Santé : on attendait beaucoup de la réforme de la santé dévoilée, jeudi 19 juillet, par Marisol Touraine, tellement ce secteur reflète les inégalités criantes de notre société. Et de bonnes idées, il en a, en effet, dans son rapport : extension à tous du tiers payant, class-actions pour malades lésés, ligne téléphonique à trois chiffres pour faciliter l’accès à un médecin. Mais là comme ailleurs, l’état cherche à faire des économies (dix milliards d’euros sur trois ans). Et s’il est judicieux de chercher à éviter des doublons d’analyses ou de radiographies, il est par contre plus hasardeux de vouloir généraliser la médecine ambulatoire, car il faut souvent quelques jours de récupération après une intervention chirurgicale, même légère. Une autre idée appréciable est sans doute le projet d’appliquer  un code couleurs sur les produits alimentaires. Cela simplifierait la lecture des ingrédients (toujours très obscure) et situerait le produit sur une échelle allant du rouge (dangereux) au vert (bénéfique). Mais d’ores et déjà, les industries de l’agro-alimentaire protestent, rétorquant que l’influence, positive ou négative, d’un aliment sur la santé implique d’autres critères, dont sa fréquence de consommation. On sait peut-être que le parlement européen a déjà rejeté cette classification chromatique en 2010.  

 

Intermittents : Marseille, Montpellier et bientôt Avignon : les festivals de danse et de théâtre annulent, les uns après les autres, leurs spectacles par solidarité avec les intermittents en colère. Depuis mars dernier, les grèves se succèdent et les négociations, tant avec le patronat que l’état, ne parviennent pas à déboucher sur un système d’indemnisations satisfaisant. Le problème n’est pas nouveau ; il dure maintenant depuis 2003 et aucun gouvernement, de droite ou de gauche, n’est parvenu à un accord durable avec les représentants de cette profession souvent précaire C’est aussi un symptôme dans ce pays où l’état se désengage de plus en plus de la culture et de ses acteurs. Alors même que ce secteur est l’un des plus importants de notre économie.
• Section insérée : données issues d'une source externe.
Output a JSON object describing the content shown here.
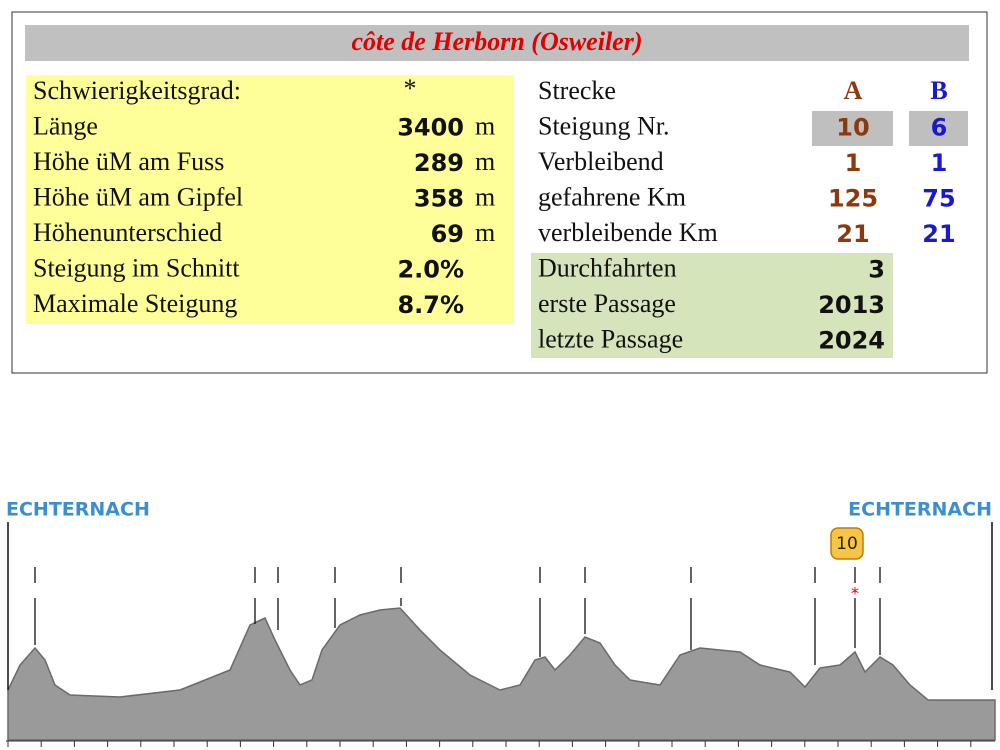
{
  "title": "côte de Herborn (Osweiler)",
  "details": {
    "rows": [
      {
        "label": "Schwierigkeitsgrad:",
        "value": "*"
      },
      {
        "label": "Länge",
        "value": "3400",
        "unit": "m"
      },
      {
        "label": "Höhe üM am Fuss",
        "value": "289",
        "unit": "m"
      },
      {
        "label": "Höhe üM am Gipfel",
        "value": "358",
        "unit": "m"
      },
      {
        "label": "Höhenunterschied",
        "value": "69",
        "unit": "m"
      },
      {
        "label": "Steigung im Schnitt",
        "value": "2.0%"
      },
      {
        "label": "Maximale Steigung",
        "value": "8.7%"
      }
    ]
  },
  "routes": {
    "header": [
      "Strecke",
      "A",
      "B"
    ],
    "rows": [
      [
        "Steigung Nr.",
        "10",
        "6"
      ],
      [
        "Verbleibend",
        "1",
        "1"
      ],
      [
        "gefahrene Km",
        "125",
        "75"
      ],
      [
        "verbleibende Km",
        "21",
        "21"
      ]
    ]
  },
  "passages": {
    "rows": [
      [
        "Durchfahrten",
        "3"
      ],
      [
        "erste Passage",
        "2013"
      ],
      [
        "letzte Passage",
        "2024"
      ]
    ]
  },
  "profile": {
    "start_label": "ECHTERNACH",
    "end_label": "ECHTERNACH",
    "climb_badge": "10",
    "climb_marker": "*"
  }
}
Et je ne parle même pas de notre réputation à l’étranger.

 

Réfugiés : parmi les nombreuses journées dédiées à une cause tout au long de l’année, il faut compter avec la journée des réfugiés. Celle-ci était célébrée le vendredi 20 juin et les chiffres qu’elle a fait apparaître sont hélas bien peu réjouissants. En 2014  il y aurait dans le monde, sous l’effet conjugué de la misère et des guerres, plus de 50 millions de personnes déplacées. 50 millions de personnes ayant dû fuir leurs pays d’origine pour tenter de survivre ailleurs, conformément à la Charte Universelle des Droits de l’Homme – qui prévoit pour chacun le droit de vivre librement où il veut. 50 millions de réfugiés, c’est plus que n’en a produit le deuxième conflit mondial. Parallèlement, le marché touristique ne cesse de s’accroître : 1087 millions de touristes en 2013, ce qui représente une progression de 5% par rapport à l’année d’avant. D’un point de vue financier, les voyages et le tourisme pèsent 7000 milliards de dollars, soit 9% de l’économie globale. Quoiqu’elle reste la première destination touristique au classement mondial, la France compte bien accroître ses parts et atteindre vers 2020  les 100 millions de touristes annuels (un peu plus de 70 millions, actuellement). Comprend-t’on mieux ainsi les urgences, les écarts et les paradoxes de l’humanité du XXIeme siècle ? Le réfugié et le touriste : les deux extrêmes d’une espèce par nature instable. On sait, avec eux, de quoi l’avenir sera fait.